Q:  I try to maintain an active lifestyle and am an avid runner. However, I know that distance running can sap my body of important nutrients. After running nine miles and perspiring heavily, what nutrients does my body need to be replaced, and what is the best way to do that?

A:  First and foremost: Water and electrolytes—and plenty of it because hydration and repletion of electrolytes is critical for a successful recovery.
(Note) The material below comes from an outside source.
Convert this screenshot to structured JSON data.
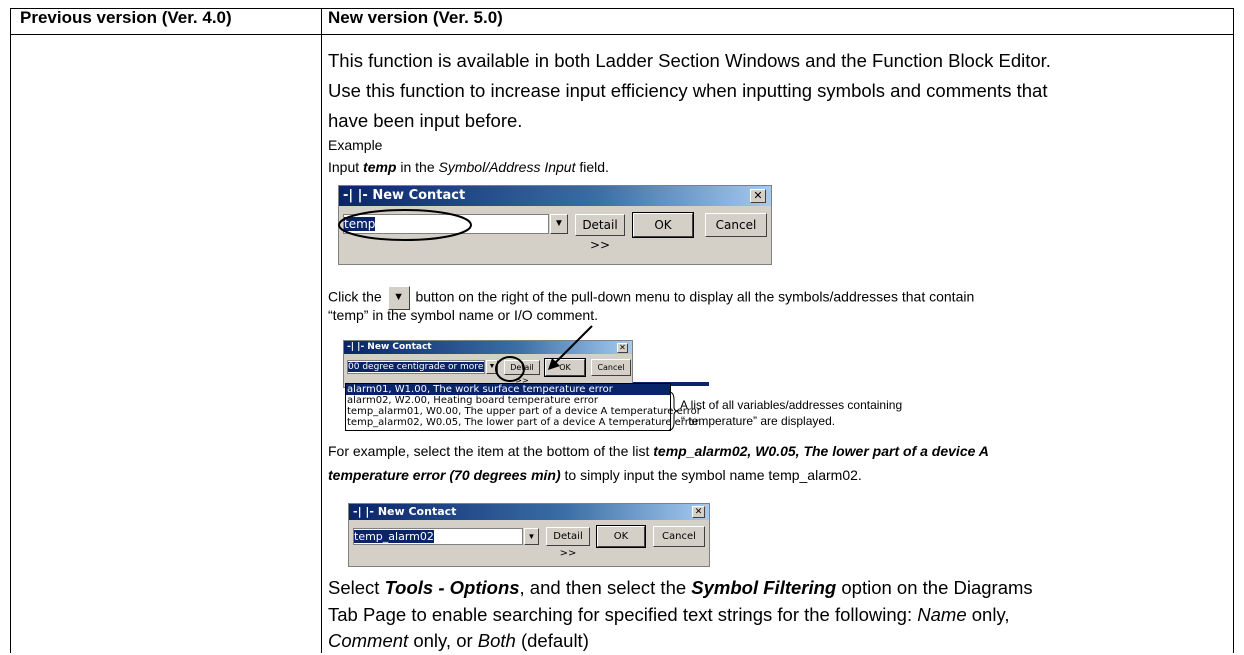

According to the Academy of Nutrition and Dietetics:

Adequate food and fluid should be consumed before, during, and after exercise to help maintain blood glucose concentration during exercise, maximize exercise performance and improve recovery time. Athletes should be well hydrated before exercise and drink enough fluid during and after exercise to balance fluid losses. Sports beverages containing carbohydrates and electrolytes may be consumed before, during, and after exercise to help maintain blood glucose concentration, provide fuel for muscles and decrease risk of dehydration and hyponatremia. J Am Diet Assoc. 2009;109:509-527.

While I’m not a fan of sugar-laden sports drinks, good quality coconut water, which is loaded with potassium, would be beneficial. Another option is taking a drink of one-third fresh fruit juice (like pomegranate or tart cherry) to two-thirds cup of pure filtered water.

Sipping tomato juice (you need salt too!) and eating half an avocado sprinkled with salt is yet another option. However, because you’re such an avid runner and perspire heavily, you may require a more concentrated electrolyte product.

Next, you want to restore your glycogen levels after a long run so you can get ready for the next one. The best time to eat is within forty-five minutes to an hour after a run for optimal recovery.

Moderate amounts of carbohydrates including vegetables, fruits, beans, and whole grains are appropriate, making sure to include good quality proteins with your meals such as meat, poultry, eggs, and whey as these provide beneficial branch chain amino acids (BBCAs) which your muscles need for repair. 

If you find you need additional energy, d-ribose taken before, during, or after exercise can accelerate the repletion of ATP.To your health!